Safety verification of model based reinforcement learning controllers using reachability analysis
thesisposted on 13.08.2019 by Akshita Gupta
In order to distinguish essays and pre-prints from academic theses, we have a separate category. These are often much longer text based documents than a paper.
Reinforcement Learning (RL) is a data-driven technique which is finding increasing application in the development of controllers for sequential decision making problems. Their wide adoption can be attributed to the fact that the development of these controllers is independent of the
knowledge of the system and thus can be used even when the environment dynamics are unknown. Model-Based RL controllers explicitly model the system dynamics from the observed (training) data using a function approximator, followed by using a path planning algorithm to obtain the optimal control sequence. While these controllers have been proven to be successful in simulations, lack of strong safety guarantees in the presence of noise makes them ill-posed for deployment on hardware, specially in safety critical systems.
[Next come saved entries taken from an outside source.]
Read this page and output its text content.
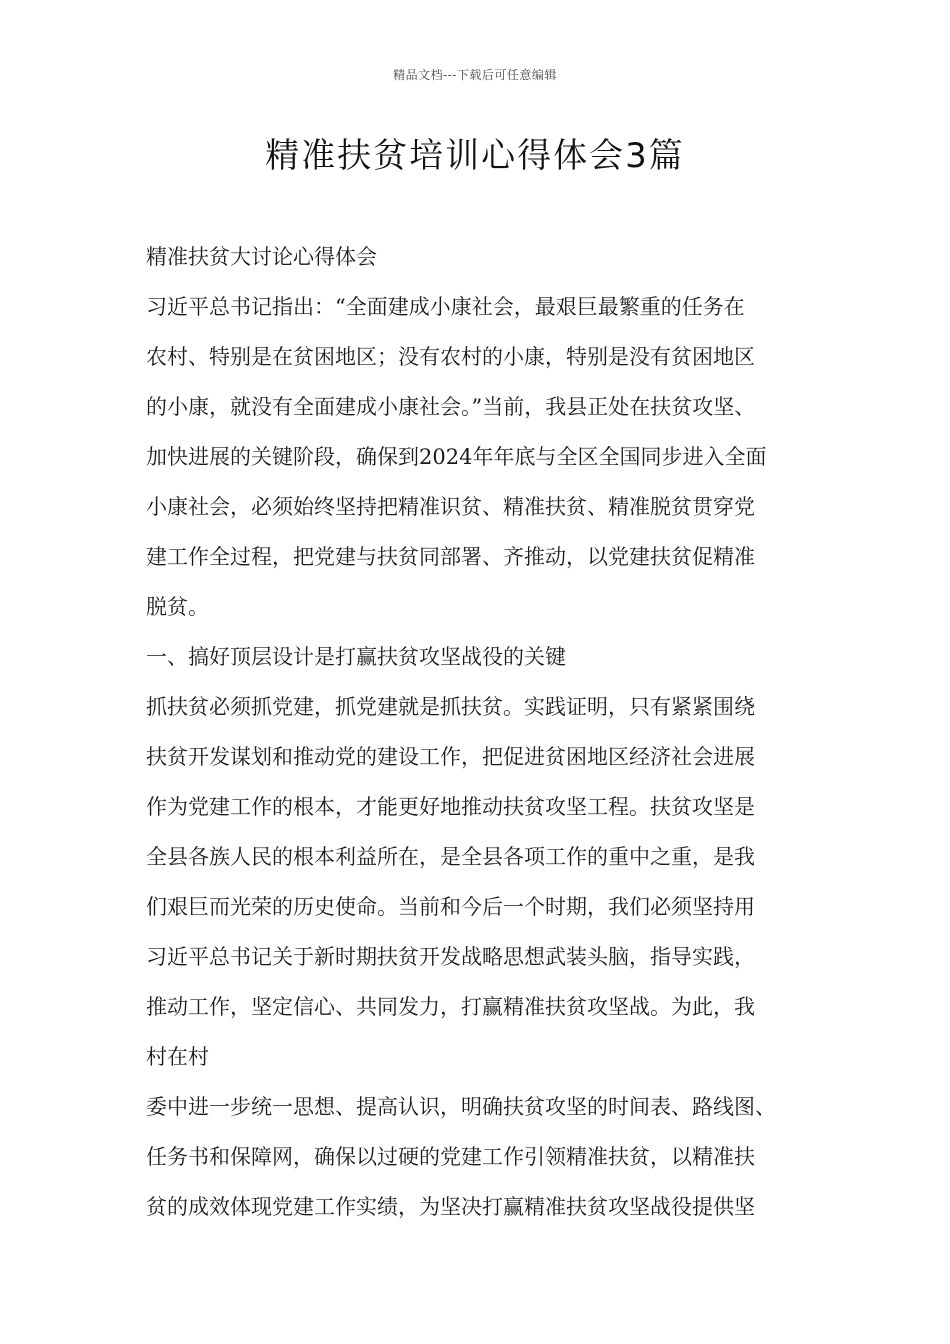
精品文档---下载后可任意编辑
精准扶贫培训心得体会3篇
精准扶贫大讨论心得体会
习近平总书记指出：“全面建成小康社会，最艰巨最繁重的任务在
农村、特别是在贫困地区；没有农村的小康，特别是没有贫困地区
的小康，就没有全面建成小康社会。”当前，我县正处在扶贫攻坚、
加快进展的关键阶段，确保到2024年年底与全区全国同步进入全面
小康社会，必须始终坚持把精准识贫、精准扶贫、精准脱贫贯穿党
建工作全过程，把党建与扶贫同部署、齐推动，以党建扶贫促精准
脱贫。
一、搞好顶层设计是打赢扶贫攻坚战役的关键
抓扶贫必须抓党建，抓党建就是抓扶贫。实践证明，只有紧紧围绕
扶贫开发谋划和推动党的建设工作，把促进贫困地区经济社会进展
作为党建工作的根本，才能更好地推动扶贫攻坚工程。扶贫攻坚是
全县各族人民的根本利益所在，是全县各项工作的重中之重，是我
们艰巨而光荣的历史使命。当前和今后一个时期，我们必须坚持用
习近平总书记关于新时期扶贫开发战略思想武装头脑，指导实践，
推动工作，坚定信心、共同发力，打赢精准扶贫攻坚战。为此，我
村在村
委中进一步统一思想、提高认识，明确扶贫攻坚的时间表、路线图、
任务书和保障网，确保以过硬的党建工作引领精准扶贫，以精准扶
贫的成效体现党建工作实绩，为坚决打赢精准扶贫攻坚战役提供坚
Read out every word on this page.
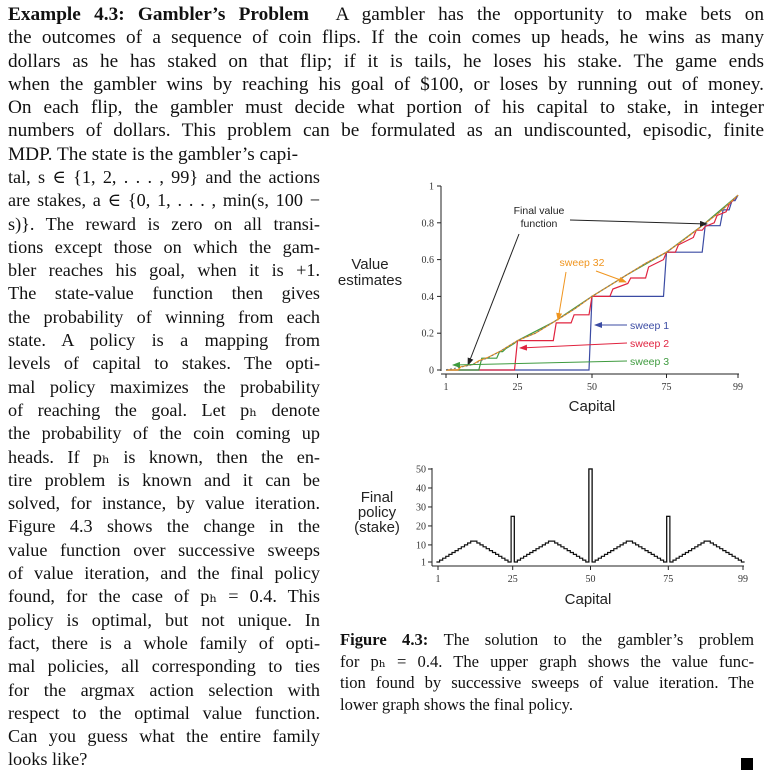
Example 4.3: Gambler’s Problem A gambler has the opportunity to make bets on
the outcomes of a sequence of coin flips. If the coin comes up heads, he wins as many
dollars as he has staked on that flip; if it is tails, he loses his stake. The game ends
when the gambler wins by reaching his goal of $100, or loses by running out of money.
On each flip, the gambler must decide what portion of his capital to stake, in integer
numbers of dollars. This problem can be formulated as an undiscounted, episodic, finite
MDP. The state is the gambler’s capi-
tal, s ∈ {1, 2, . . . , 99} and the actions
are stakes, a ∈ {0, 1, . . . , min(s, 100 −
s)}. The reward is zero on all transi-
tions except those on which the gam-
bler reaches his goal, when it is +1.
The state-value function then gives
the probability of winning from each
state. A policy is a mapping from
levels of capital to stakes. The opti-
mal policy maximizes the probability
of reaching the goal. Let pₕ denote
the probability of the coin coming up
heads. If pₕ is known, then the en-
tire problem is known and it can be
solved, for instance, by value iteration.
Figure 4.3 shows the change in the
value function over successive sweeps
of value iteration, and the final policy
found, for the case of pₕ = 0.4. This
policy is optimal, but not unique. In
fact, there is a whole family of opti-
mal policies, all corresponding to ties
for the argmax action selection with
respect to the optimal value function.
Can you guess what the entire family
looks like?
0
0.2
0.4
0.6
0.8
1
1	25	50	75	99
Capital
Value estimates
Final value function
sweep 32
sweep 1
sweep 2
sweep 3
1
10
20
30
40
50
1	25	50	75	99
Capital
Final policy (stake)
Figure 4.3: The solution to the gambler’s problem
for pₕ = 0.4. The upper graph shows the value func-
tion found by successive sweeps of value iteration. The
lower graph shows the final policy.
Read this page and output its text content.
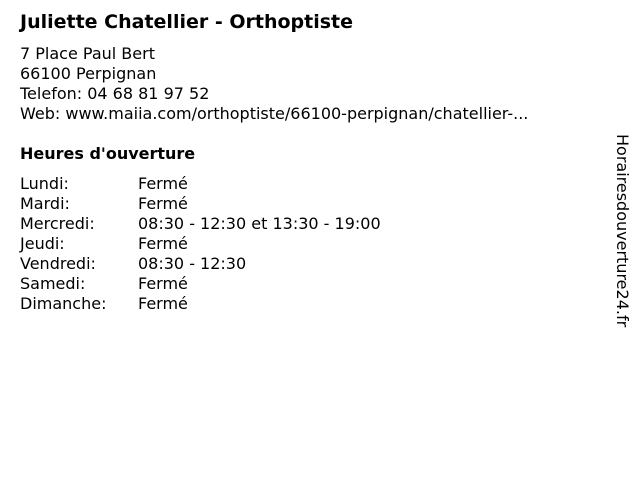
Juliette Chatellier - Orthoptiste
7 Place Paul Bert
66100 Perpignan
Telefon: 04 68 81 97 52
Web: www.maiia.com/orthoptiste/66100-perpignan/chatellier-...
Heures d'ouverture
Lundi:	Fermé
Mardi:	Fermé
Mercredi:	08:30 - 12:30 et 13:30 - 19:00
Jeudi:	Fermé
Vendredi:	08:30 - 12:30
Samedi:	Fermé
Dimanche: Fermé	Horairesdouverture24.fr
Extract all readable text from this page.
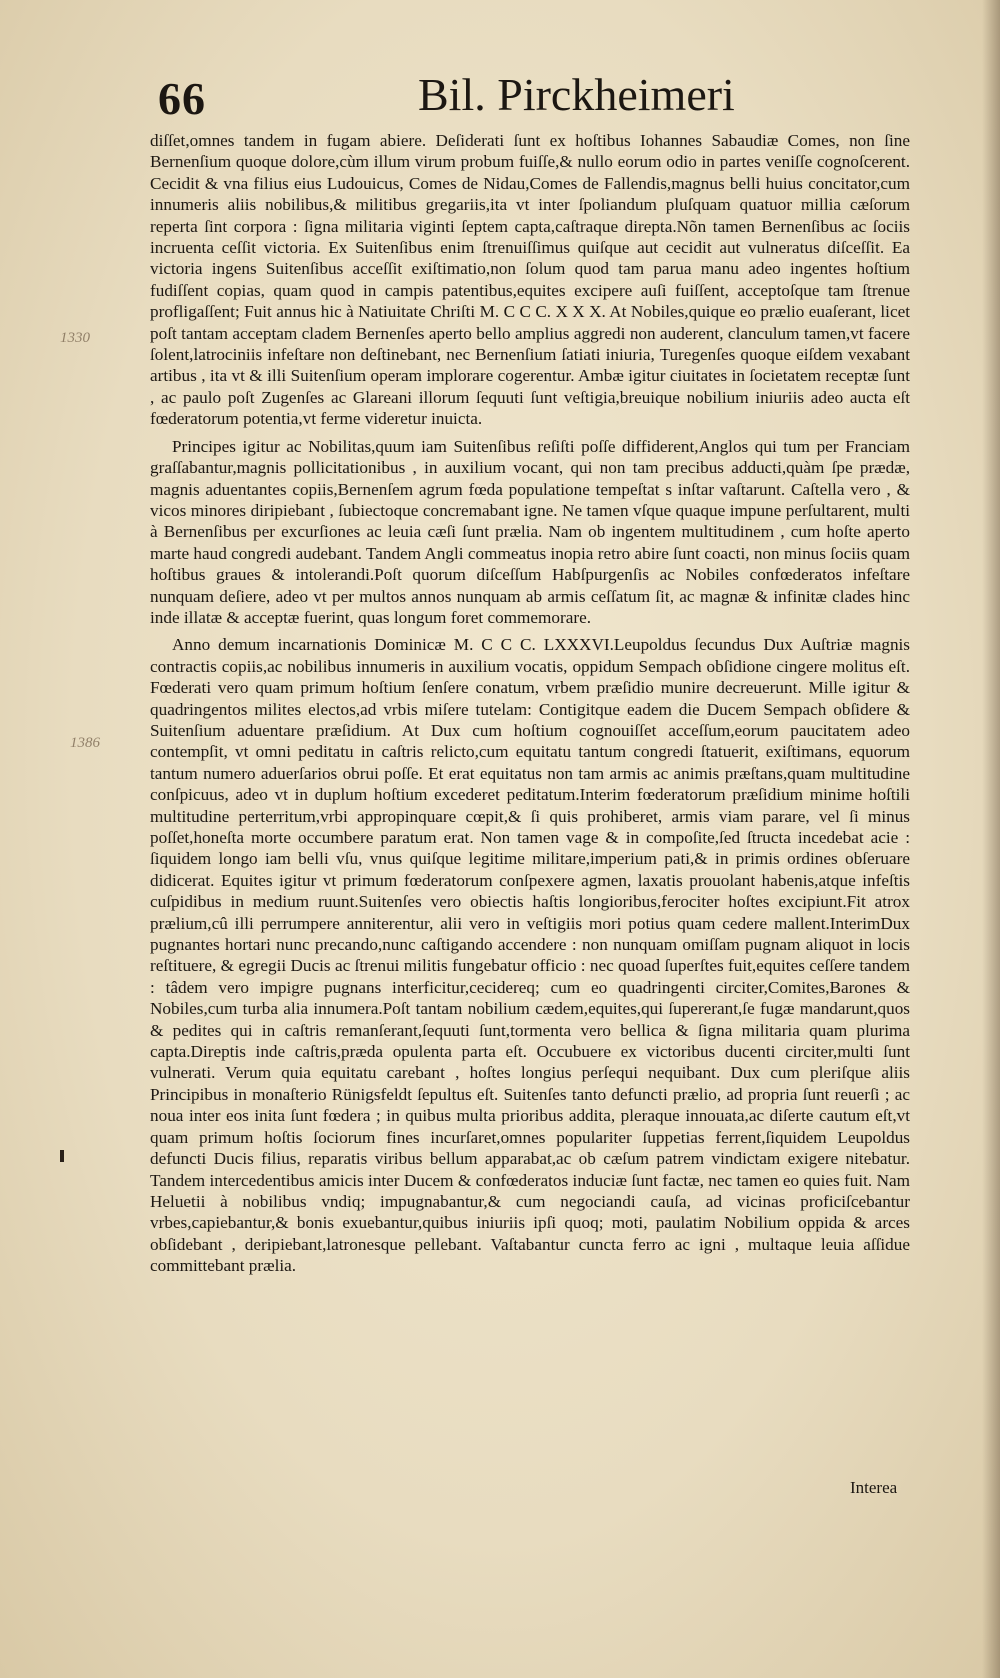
66	Bil. Pirckheimeri
1330
1386

diſſet,omnes tandem in fugam abiere. Deſiderati ſunt ex hoſtibus Iohannes Sabaudiæ Comes, non ſine Bernenſium quoque dolore,cùm illum virum probum fuiſſe,& nullo eorum odio in partes veniſſe cognoſcerent. Cecidit & vna filius eius Ludouicus, Comes de Nidau,Comes de Fallendis,magnus belli huius concitator,cum innumeris aliis nobilibus,& militibus gregariis,ita vt inter ſpoliandum pluſquam quatuor millia cæſorum reperta ſint corpora : ſigna militaria viginti ſeptem capta,caſtraque direpta.Nõn tamen Bernenſibus ac ſociis incruenta ceſſit victoria. Ex Suitenſibus enim ſtrenuiſſimus quiſque aut cecidit aut vulneratus diſceſſit. Ea victoria ingens Suitenſibus acceſſit exiſtimatio,non ſolum quod tam parua manu adeo ingentes hoſtium fudiſſent copias, quam quod in campis patentibus,equites excipere auſi fuiſſent, acceptoſque tam ſtrenue profligaſſent; Fuit annus hic à Natiuitate Chriſti M. C C C. X X X. At Nobiles,quique eo prælio euaſerant, licet poſt tantam acceptam cladem Bernenſes aperto bello amplius aggredi non auderent, clanculum tamen,vt facere ſolent,latrociniis infeſtare non deſtinebant, nec Bernenſium ſatiati iniuria, Turegenſes quoque eiſdem vexabant artibus , ita vt & illi Suitenſium operam implorare cogerentur. Ambæ igitur ciuitates in ſocietatem receptæ ſunt , ac paulo poſt Zugenſes ac Glareani illorum ſequuti ſunt veſtigia,breuique nobilium iniuriis adeo aucta eſt fœderatorum potentia,vt ferme videretur inuicta.

Principes igitur ac Nobilitas,quum iam Suitenſibus reſiſti poſſe diffiderent,Anglos qui tum per Franciam graſſabantur,magnis pollicitationibus , in auxilium vocant, qui non tam precibus adducti,quàm ſpe prædæ, magnis aduentantes copiis,Bernenſem agrum fœda populatione tempeſtat s inſtar vaſtarunt. Caſtella vero , & vicos minores diripiebant , ſubiectoque concremabant igne. Ne tamen vſque quaque impune perſultarent, multi à Bernenſibus per excurſiones ac leuia cæſi ſunt prælia. Nam ob ingentem multitudinem , cum hoſte aperto marte haud congredi audebant. Tandem Angli commeatus inopia retro abire ſunt coacti, non minus ſociis quam hoſtibus graues & intolerandi.Poſt quorum diſceſſum Habſpurgenſis ac Nobiles confœderatos infeſtare nunquam deſiere, adeo vt per multos annos nunquam ab armis ceſſatum ſit, ac magnæ & infinitæ clades hinc inde illatæ & acceptæ fuerint, quas longum foret commemorare.

Anno demum incarnationis Dominicæ M. C C C. LXXXVI.Leupoldus ſecundus Dux Auſtriæ magnis contractis copiis,ac nobilibus innumeris in auxilium vocatis, oppidum Sempach obſidione cingere molitus eſt. Fœderati vero quam primum hoſtium ſenſere conatum, vrbem præſidio munire decreuerunt. Mille igitur & quadringentos milites electos,ad vrbis miſere tutelam: Contigitque eadem die Ducem Sempach obſidere & Suitenſium aduentare præſidium. At Dux cum hoſtium cognouiſſet acceſſum,eorum paucitatem adeo contempſit, vt omni peditatu in caſtris relicto,cum equitatu tantum congredi ſtatuerit, exiſtimans, equorum tantum numero aduerſarios obrui poſſe. Et erat equitatus non tam armis ac animis præſtans,quam multitudine conſpicuus, adeo vt in duplum hoſtium excederet peditatum.Interim fœderatorum præſidium minime hoſtili multitudine perterritum,vrbi appropinquare cœpit,& ſi quis prohiberet, armis viam parare, vel ſi minus poſſet,honeſta morte occumbere paratum erat. Non tamen vage & in compoſite,ſed ſtructa incedebat acie : ſiquidem longo iam belli vſu, vnus quiſque legitime militare,imperium pati,& in primis ordines obſeruare didicerat. Equites igitur vt primum fœderatorum conſpexere agmen, laxatis prouolant habenis,atque infeſtis cuſpidibus in medium ruunt.Suitenſes vero obiectis haſtis longioribus,ferociter hoſtes excipiunt.Fit atrox prælium,cû illi perrumpere anniterentur, alii vero in veſtigiis mori potius quam cedere mallent.InterimDux pugnantes hortari nunc precando,nunc caſtigando accendere : non nunquam omiſſam pugnam aliquot in locis reſtituere, & egregii Ducis ac ſtrenui militis fungebatur officio : nec quoad ſuperſtes fuit,equites ceſſere tandem : tâdem vero impigre pugnans interficitur,cecidereq; cum eo quadringenti circiter,Comites,Barones & Nobiles,cum turba alia innumera.Poſt tantam nobilium cædem,equites,qui ſupererant,ſe fugæ mandarunt,quos & pedites qui in caſtris remanſerant,ſequuti ſunt,tormenta vero bellica & ſigna militaria quam plurima capta.Direptis inde caſtris,præda opulenta parta eſt. Occubuere ex victoribus ducenti circiter,multi ſunt vulnerati. Verum quia equitatu carebant , hoſtes longius perſequi nequibant. Dux cum pleriſque aliis Principibus in monaſterio Rünigsfeldt ſepultus eſt. Suitenſes tanto defuncti prælio, ad propria ſunt reuerſi ; ac noua inter eos inita ſunt fœdera ; in quibus multa prioribus addita, pleraque innouata,ac diſerte cautum eſt,vt quam primum hoſtis ſociorum fines incurſaret,omnes populariter ſuppetias ferrent,ſiquidem Leupoldus defuncti Ducis filius, reparatis viribus bellum apparabat,ac ob cæſum patrem vindictam exigere nitebatur. Tandem intercedentibus amicis inter Ducem & confœderatos induciæ ſunt factæ, nec tamen eo quies fuit. Nam Heluetii à nobilibus vndiq; impugnabantur,& cum negociandi cauſa, ad vicinas proficiſcebantur vrbes,capiebantur,& bonis exuebantur,quibus iniuriis ipſi quoq; moti, paulatim Nobilium oppida & arces obſidebant , deripiebant,latronesque pellebant. Vaſtabantur cuncta ferro ac igni , multaque leuia aſſidue committebant prælia.

Interea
The proposed work aims at bridging this gap by providing a verification framework to evaluate the safety guarantees for a Model-Based RL controller. Our method builds upon reachability analysis to determine if there is any action which can drive the system into a constrained (unsafe) region. Consequently, our method can provide a binary yes or no answer to whether all the initial set of states are (un)safe to propagate trajectories from in the presence of some bounded noise.